Ronald Darby, Jalen Mills Look To Form A 'Dangerous Duo'

  • Two of the standout players early in Training Camp, Ronald Darby and Jalen Mills are still in search of respect even after winning the Super Bowl.

It's not the slimmed down jersey number that's making Ronald Darby look faster during the first week of Training Camp. The fourth-year cornerback has combined his incredible athleticism with a much better grasp of defensive coordinator Jim Schwartz's scheme.

"I feel a lot better and a lot more confident in the defense," Darby said. "I feel as though I can play a lot more aggressively because I know how my safeties play. I know where help is going to be, where help isn't going to be. I had a whole offseason and everything to work on my ankle, get stronger, faster, so I feel like I'm right on pace where I want to be."

Darby arrived in Philadelphia last August in a trade with the Buffalo Bills. He crammed to learn the defense and then suffered a fractured ankle in the season-opening win at Washington. He was sidelined for eight games and returned after the bye week for the latter half of the Super Bowl run.

Despite playing in just eight games, he tied a career high with three picks. Two of them came in critical moments to help the Eagles secure home-field advantage for the playoffs. In the postseason, Darby played 99 percent of the snaps and led the defense in both tackles (22) and pass deflections (7).

While Darby is shadowing receivers all over the field, his counterpart Jalen Mills frustrates the opposition with his ability to read and react to the play, and by never giving up on a snap. On Tuesday, Mills was battling wide receiver Mack Hollins in a 7-on-7 drill. Hollins beat Mills off the line on a go route, but Mills recovered and when Nick Foles' pass was bobbled the corner knocked the ball to the ground.

In his second season, Mills was a full-time starter for the first time and also chipped in three interceptions, including a pick-six against the 49ers. His signature moment was battling Julio Jones on the final play of the Divisional Round win over the Falcons. Mills posted up on the All-Pro receiver helping force quarterback Matt Ryan's high throw to be incomplete.

The former seventh-round pick still yearns for respect.

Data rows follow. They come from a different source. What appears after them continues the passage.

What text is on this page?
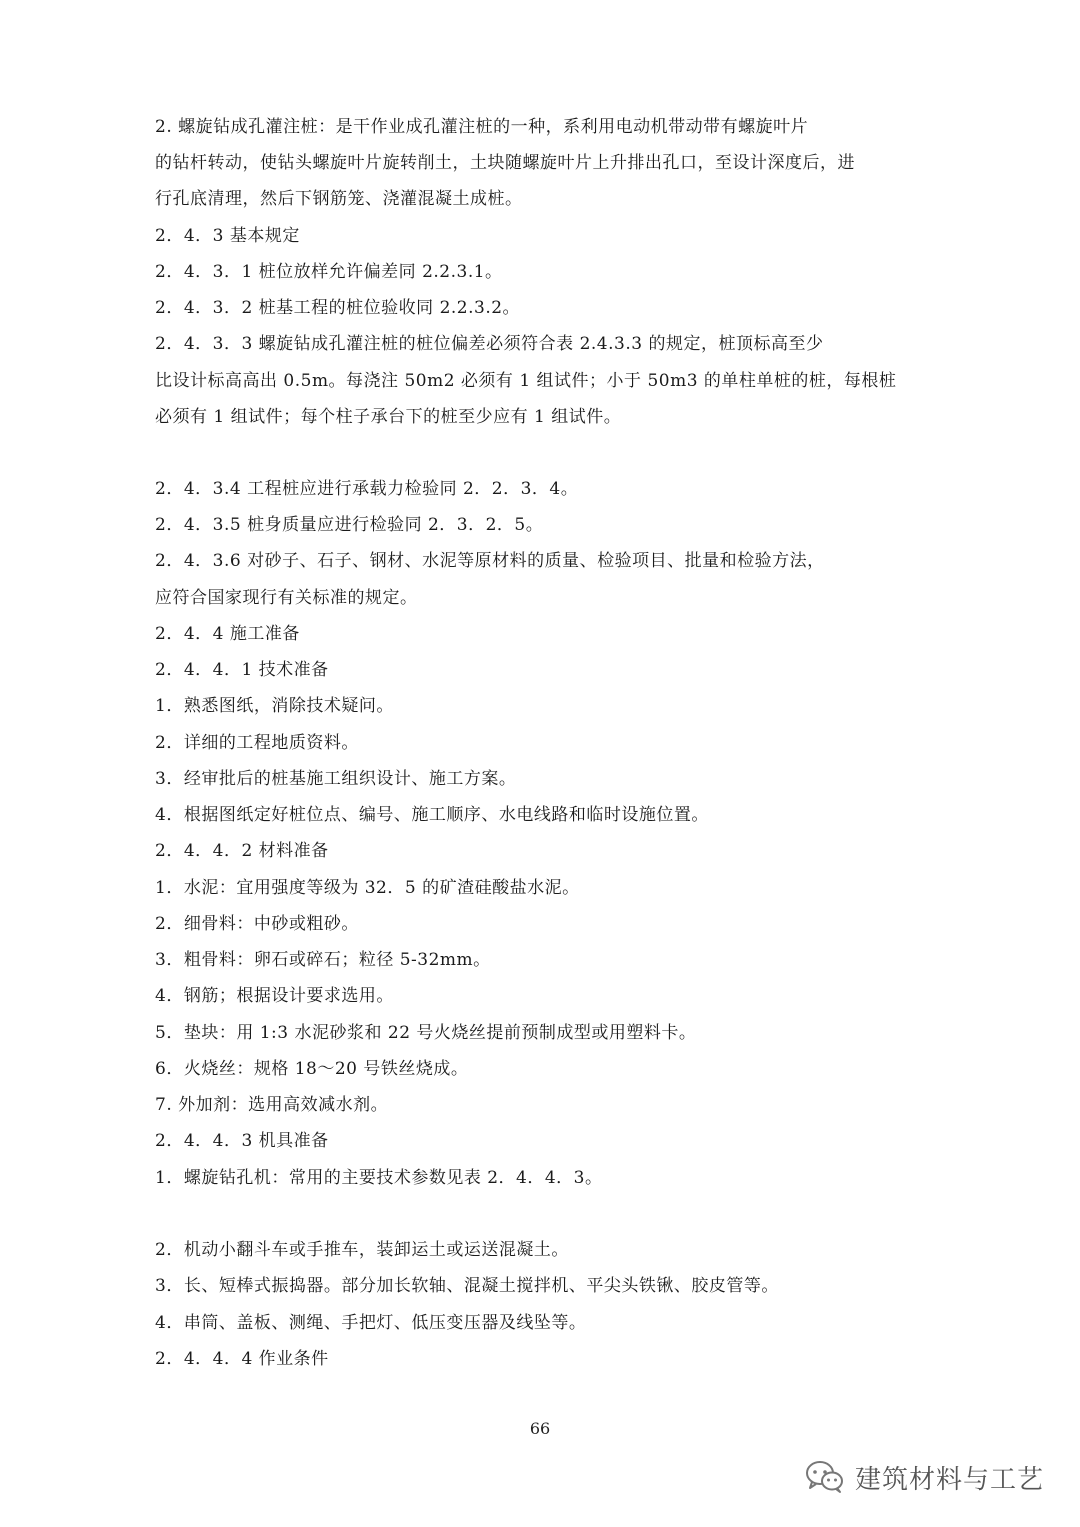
2. 螺旋钻成孔灌注桩：是干作业成孔灌注桩的一种，系利用电动机带动带有螺旋叶片
的钻杆转动，使钻头螺旋叶片旋转削土，土块随螺旋叶片上升排出孔口，至设计深度后，进
行孔底清理，然后下钢筋笼、浇灌混凝土成桩。
2．4．3 基本规定
2．4．3．1 桩位放样允许偏差同 2.2.3.1。
2．4．3．2 桩基工程的桩位验收同 2.2.3.2。
2．4．3．3 螺旋钻成孔灌注桩的桩位偏差必须符合表 2.4.3.3 的规定，桩顶标高至少
比设计标高高出 0.5m。每浇注 50m2 必须有 1 组试件；小于 50m3 的单柱单桩的桩，每根桩
必须有 1 组试件；每个柱子承台下的桩至少应有 1 组试件。
2．4．3.4 工程桩应进行承载力检验同 2．2．3．4。
2．4．3.5 桩身质量应进行检验同 2．3．2．5。
2．4．3.6 对砂子、石子、钢材、水泥等原材料的质量、检验项目、批量和检验方法，
应符合国家现行有关标准的规定。
2．4．4 施工准备
2．4．4．1 技术准备
1．熟悉图纸，消除技术疑问。
2．详细的工程地质资料。
3．经审批后的桩基施工组织设计、施工方案。
4．根据图纸定好桩位点、编号、施工顺序、水电线路和临时设施位置。
2．4．4．2 材料准备
1．水泥：宜用强度等级为 32．5 的矿渣硅酸盐水泥。
2．细骨料：中砂或粗砂。
3．粗骨料：卵石或碎石；粒径 5-32mm。
4．钢筋；根据设计要求选用。
5．垫块：用 1:3 水泥砂浆和 22 号火烧丝提前预制成型或用塑料卡。
6．火烧丝：规格 18～20 号铁丝烧成。
7. 外加剂：选用高效减水剂。
2．4．4．3 机具准备
1．螺旋钻孔机：常用的主要技术参数见表 2．4．4．3。
2．机动小翻斗车或手推车，装卸运土或运送混凝土。
3．长、短棒式振捣器。部分加长软轴、混凝土搅拌机、平尖头铁锹、胶皮管等。
4．串筒、盖板、测绳、手把灯、低压变压器及线坠等。
2．4．4．4 作业条件
66
建筑材料与工艺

The Eagles have invested plenty of resources at the cornerback position in the last two years - using a second-round pick on Sidney Jones, a third-round pick on Rasul Douglas, and trading for Darby. No one has moved Mills off his starting spot.

"I never won anything big from peewee all the way to college. We had a couple itty-bitty bowl games but nothing really big like that so for me, having that feeling of winning on the biggest stage, I want it even more," Mills said.

"You've got to start fast and finish fast, you know what I mean? It's not a sprint. It's a marathon. So as far as setting the tone, just getting better and better every day, not having a high day then a low day then a high day. Every day has to be the same. We need to compete at a high level and make plays."

Darby switched his jersey number from 41 to 21 to keep the number in the defensive backs room after Patrick Robinson, who like Darby played his college ball at Florida State, left to re-sign with New Orleans in the offseason. He thought about the fact that he won the Super Bowl wearing No. 41, but wants to create a new legacy in his new number. And for all the success he had in his limited time a year ago, Darby focuses instead on the plays that he didn't make.

"We're going to keep working. We know the outcome that we want this year. We both want five or more picks, both want to be known as a dangerous duo in the league," Darby said.

"Darby is my boy. We kind of feed off each other. If I see him make a play, I know I have to make a play. If he sees me make a play, he knows he has to make a play now," Mills said. "So, I think as far as that goes, that's just a really good combo between him and me especially on this defense with how competitive we are."